Enviada em 03/10/2021

Segundo a Lei de Newton, dois corpos não ocupam o mesmo lugar no espaço.    Em contraponto a essa ideia, o atual sistema carcerário brasileiro apresenta realidades de superlotação carcerária.  Com isso, tem-se a ineficiência estatal e, em oposição a atual conjuntura, a “revascularizacão” do sistema cárcerario como entraves para o desenvolvimento das concepções de cadeia.

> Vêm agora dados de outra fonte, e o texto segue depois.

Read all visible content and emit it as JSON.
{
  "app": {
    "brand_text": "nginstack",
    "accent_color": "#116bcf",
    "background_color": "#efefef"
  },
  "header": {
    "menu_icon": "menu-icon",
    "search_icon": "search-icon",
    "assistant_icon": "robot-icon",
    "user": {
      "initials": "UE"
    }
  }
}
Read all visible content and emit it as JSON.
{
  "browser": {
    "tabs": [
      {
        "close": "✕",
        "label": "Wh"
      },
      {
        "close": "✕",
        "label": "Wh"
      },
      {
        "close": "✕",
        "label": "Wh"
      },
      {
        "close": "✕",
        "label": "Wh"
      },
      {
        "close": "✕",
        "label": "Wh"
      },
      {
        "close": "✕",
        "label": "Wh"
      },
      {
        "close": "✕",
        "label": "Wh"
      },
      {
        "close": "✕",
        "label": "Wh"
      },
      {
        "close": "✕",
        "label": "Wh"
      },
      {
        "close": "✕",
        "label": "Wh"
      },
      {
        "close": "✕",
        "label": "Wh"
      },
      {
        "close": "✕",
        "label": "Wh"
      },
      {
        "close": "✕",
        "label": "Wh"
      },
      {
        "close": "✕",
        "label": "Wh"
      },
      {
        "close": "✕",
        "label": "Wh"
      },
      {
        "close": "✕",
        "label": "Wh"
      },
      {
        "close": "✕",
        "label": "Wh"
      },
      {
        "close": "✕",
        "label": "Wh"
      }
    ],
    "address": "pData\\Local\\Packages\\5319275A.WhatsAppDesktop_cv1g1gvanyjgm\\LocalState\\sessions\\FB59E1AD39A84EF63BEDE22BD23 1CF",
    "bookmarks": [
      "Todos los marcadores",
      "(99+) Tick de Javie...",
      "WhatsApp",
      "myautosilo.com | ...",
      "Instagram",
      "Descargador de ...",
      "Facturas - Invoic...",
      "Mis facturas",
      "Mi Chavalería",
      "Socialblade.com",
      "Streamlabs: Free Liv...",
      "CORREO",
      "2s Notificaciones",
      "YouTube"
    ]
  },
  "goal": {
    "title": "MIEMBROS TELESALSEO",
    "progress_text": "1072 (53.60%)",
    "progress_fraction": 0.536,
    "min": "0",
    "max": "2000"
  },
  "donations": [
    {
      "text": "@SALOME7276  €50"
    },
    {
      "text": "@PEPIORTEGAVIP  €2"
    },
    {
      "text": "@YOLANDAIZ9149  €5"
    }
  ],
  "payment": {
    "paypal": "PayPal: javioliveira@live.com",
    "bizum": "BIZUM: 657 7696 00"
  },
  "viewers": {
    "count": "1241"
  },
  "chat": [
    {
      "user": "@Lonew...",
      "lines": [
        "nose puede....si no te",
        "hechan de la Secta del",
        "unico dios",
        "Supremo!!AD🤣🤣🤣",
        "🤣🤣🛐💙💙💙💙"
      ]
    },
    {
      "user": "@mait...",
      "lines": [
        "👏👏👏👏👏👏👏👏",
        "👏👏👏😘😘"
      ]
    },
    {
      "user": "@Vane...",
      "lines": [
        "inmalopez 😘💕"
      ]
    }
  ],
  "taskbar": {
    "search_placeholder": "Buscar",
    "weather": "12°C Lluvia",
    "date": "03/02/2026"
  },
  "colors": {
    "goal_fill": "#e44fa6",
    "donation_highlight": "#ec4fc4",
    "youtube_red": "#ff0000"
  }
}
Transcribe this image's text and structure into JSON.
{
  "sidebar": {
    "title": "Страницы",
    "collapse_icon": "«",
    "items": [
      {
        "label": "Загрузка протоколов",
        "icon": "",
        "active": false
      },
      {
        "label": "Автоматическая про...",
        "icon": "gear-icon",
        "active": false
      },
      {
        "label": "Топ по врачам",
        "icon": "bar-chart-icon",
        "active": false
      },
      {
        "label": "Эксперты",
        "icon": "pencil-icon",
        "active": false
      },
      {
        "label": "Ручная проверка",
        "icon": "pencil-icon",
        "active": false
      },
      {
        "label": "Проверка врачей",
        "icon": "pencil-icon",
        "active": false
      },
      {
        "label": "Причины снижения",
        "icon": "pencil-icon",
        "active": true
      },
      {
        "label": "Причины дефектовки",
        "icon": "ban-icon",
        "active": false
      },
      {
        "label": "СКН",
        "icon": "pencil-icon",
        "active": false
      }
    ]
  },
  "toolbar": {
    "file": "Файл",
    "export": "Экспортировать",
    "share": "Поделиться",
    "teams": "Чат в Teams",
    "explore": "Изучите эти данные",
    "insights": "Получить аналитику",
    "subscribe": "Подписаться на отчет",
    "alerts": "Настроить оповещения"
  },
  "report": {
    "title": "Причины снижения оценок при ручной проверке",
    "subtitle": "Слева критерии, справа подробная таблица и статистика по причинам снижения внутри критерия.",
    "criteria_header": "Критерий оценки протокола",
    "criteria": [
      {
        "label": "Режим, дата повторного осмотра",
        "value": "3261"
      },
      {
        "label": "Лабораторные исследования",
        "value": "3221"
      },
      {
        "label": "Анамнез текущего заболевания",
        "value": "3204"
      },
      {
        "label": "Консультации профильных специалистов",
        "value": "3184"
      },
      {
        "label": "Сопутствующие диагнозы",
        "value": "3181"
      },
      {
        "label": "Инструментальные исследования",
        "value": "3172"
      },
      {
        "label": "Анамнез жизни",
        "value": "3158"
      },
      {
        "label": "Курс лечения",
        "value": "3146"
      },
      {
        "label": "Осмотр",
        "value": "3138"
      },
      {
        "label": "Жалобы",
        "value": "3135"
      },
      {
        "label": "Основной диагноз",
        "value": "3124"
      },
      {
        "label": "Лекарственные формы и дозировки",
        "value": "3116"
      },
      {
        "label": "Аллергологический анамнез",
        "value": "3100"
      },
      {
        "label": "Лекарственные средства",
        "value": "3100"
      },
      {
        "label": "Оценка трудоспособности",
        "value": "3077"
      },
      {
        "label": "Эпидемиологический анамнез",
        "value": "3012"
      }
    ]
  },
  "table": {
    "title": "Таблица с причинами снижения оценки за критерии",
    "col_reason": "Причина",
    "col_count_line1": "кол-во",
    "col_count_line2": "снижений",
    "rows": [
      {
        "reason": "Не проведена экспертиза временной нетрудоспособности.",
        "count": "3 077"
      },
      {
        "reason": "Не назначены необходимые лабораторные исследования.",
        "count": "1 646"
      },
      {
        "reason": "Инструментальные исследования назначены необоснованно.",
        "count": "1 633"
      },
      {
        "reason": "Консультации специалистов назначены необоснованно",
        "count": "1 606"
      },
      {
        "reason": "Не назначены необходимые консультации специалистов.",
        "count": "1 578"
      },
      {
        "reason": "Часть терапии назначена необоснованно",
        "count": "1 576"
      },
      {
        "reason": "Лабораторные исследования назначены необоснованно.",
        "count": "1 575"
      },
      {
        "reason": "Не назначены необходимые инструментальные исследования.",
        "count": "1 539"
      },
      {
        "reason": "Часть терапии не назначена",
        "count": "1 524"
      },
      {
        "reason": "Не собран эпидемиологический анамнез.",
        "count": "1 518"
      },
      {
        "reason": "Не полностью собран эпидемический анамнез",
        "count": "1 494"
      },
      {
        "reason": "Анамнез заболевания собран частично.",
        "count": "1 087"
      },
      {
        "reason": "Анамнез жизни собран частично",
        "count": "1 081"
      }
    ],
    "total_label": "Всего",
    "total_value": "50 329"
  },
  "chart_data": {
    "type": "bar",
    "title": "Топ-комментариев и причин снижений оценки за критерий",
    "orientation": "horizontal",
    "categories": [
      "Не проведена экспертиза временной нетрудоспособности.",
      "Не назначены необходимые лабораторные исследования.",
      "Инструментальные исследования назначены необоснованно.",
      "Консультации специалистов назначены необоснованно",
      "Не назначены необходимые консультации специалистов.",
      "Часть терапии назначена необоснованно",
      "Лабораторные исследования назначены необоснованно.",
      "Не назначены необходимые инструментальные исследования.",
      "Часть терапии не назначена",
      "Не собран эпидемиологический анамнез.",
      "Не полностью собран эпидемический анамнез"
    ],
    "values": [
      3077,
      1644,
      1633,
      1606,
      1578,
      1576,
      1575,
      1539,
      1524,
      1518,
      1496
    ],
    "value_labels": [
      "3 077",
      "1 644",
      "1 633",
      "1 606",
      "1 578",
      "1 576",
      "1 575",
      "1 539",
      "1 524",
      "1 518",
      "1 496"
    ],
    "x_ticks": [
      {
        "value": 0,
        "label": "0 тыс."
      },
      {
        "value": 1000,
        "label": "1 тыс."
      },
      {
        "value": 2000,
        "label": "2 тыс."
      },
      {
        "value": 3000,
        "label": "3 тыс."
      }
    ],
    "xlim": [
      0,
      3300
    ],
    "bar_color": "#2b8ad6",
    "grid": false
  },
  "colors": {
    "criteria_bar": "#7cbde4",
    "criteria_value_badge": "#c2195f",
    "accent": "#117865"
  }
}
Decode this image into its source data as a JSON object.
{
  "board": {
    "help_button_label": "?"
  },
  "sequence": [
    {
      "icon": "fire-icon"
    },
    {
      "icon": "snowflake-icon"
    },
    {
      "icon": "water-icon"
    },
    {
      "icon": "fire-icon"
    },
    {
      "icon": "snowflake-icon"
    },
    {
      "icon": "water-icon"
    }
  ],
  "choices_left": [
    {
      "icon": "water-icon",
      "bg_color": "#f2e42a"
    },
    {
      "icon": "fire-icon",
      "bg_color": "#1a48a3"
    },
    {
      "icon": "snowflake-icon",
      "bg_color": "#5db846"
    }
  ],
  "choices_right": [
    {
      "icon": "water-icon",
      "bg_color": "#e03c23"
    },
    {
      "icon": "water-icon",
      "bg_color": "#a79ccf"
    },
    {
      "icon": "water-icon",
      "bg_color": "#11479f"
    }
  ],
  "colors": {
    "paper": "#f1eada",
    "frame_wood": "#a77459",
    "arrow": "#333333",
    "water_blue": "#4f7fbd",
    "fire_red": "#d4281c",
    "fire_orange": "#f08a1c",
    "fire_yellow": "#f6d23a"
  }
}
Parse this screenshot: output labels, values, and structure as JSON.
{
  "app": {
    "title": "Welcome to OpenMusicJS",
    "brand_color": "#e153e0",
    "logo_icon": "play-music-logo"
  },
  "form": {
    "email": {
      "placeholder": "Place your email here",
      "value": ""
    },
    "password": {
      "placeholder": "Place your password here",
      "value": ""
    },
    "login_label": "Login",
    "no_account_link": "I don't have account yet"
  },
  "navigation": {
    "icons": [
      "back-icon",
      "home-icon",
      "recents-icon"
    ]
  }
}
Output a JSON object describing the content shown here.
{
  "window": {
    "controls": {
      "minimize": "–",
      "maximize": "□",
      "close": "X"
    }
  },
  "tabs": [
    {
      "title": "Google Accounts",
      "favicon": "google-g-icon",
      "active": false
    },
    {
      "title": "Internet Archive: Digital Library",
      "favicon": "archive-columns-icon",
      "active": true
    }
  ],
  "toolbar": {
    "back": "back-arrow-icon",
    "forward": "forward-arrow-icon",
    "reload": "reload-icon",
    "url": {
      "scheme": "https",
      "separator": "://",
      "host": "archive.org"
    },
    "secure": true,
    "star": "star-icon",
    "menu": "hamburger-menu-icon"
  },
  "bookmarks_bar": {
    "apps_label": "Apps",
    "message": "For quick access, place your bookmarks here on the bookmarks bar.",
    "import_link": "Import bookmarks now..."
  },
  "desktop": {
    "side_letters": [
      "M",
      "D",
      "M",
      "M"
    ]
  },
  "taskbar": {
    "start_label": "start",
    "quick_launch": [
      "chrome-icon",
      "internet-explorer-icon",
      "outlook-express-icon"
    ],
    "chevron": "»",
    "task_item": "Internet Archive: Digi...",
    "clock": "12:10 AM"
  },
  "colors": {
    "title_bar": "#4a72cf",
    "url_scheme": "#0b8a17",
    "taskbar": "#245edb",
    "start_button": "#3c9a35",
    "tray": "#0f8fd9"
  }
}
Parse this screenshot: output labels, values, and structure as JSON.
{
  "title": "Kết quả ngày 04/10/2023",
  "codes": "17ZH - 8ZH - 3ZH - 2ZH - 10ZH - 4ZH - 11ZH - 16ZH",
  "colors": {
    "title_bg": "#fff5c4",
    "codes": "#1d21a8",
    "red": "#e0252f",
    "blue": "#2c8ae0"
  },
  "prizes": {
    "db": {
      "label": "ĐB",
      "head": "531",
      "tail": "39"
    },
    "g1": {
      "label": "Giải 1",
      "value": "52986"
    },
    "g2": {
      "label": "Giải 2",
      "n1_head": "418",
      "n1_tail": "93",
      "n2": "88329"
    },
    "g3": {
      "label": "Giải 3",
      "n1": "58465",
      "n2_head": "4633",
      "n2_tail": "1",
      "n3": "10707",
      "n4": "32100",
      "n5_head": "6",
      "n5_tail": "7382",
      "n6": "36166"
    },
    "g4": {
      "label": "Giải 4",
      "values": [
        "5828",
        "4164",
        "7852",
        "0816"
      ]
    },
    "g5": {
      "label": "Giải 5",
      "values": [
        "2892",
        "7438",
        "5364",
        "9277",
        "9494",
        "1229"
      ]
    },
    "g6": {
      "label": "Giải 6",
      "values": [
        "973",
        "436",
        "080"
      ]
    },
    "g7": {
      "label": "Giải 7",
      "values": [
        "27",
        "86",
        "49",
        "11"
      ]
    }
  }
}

Convém ressaltar, a princípio, a ausência de apoio estatal em políticas para mudar o atual cenário de aglomeração de detentos nas penitenciárias. Como destaca John Locke, o intuito de uma sociedade constituir o Estado seria a garantia dos seus direitos.  No entanto, as autoridades não cumprem seus deveres, uma vez que possuem o papel passivo e ignoram ações que poderiam, potencialmente, mitigar esse cenário nefasto.   Com isso, tal quadro gera violência e a insatisfação popular generalizada.    Logo, urge a mudança desse panorama.

Outrossim, deve-se destacar a possível reformulação do sistema prisional. No sistema carcerário ideal produzido por Jeremy Bentham, o panóptico, os carcerários eram expostos a uma forte luz centralizada no presídio, com isso era semeado o pensamento constante de estarem sendo observados, de forma a padronizar suas ações de modo a serem civilizados.  Assim, seria dado as cadeias uma nova forma de tratar seus detentos, humanizada e interferindo, diretamente, no problema em destaque vigente.  Visto isso, é fundamental um Estado adepto em tais perspectivas.

Portanto, é de extrema necessidade que o Ministério da Educação crie, nas cadeias, aulas informacionais, por meio de profissionais em pedagogia e em pscicologia, com a finalidade de promover, juntamente ao panóptico, o ideal reflexista e autônomo de mudança de comportamento para um, agora, civilizado.  Dessa forma, com tais medidas,  tornaria-se notória a mudança no atual cenário carcerário brasileiro.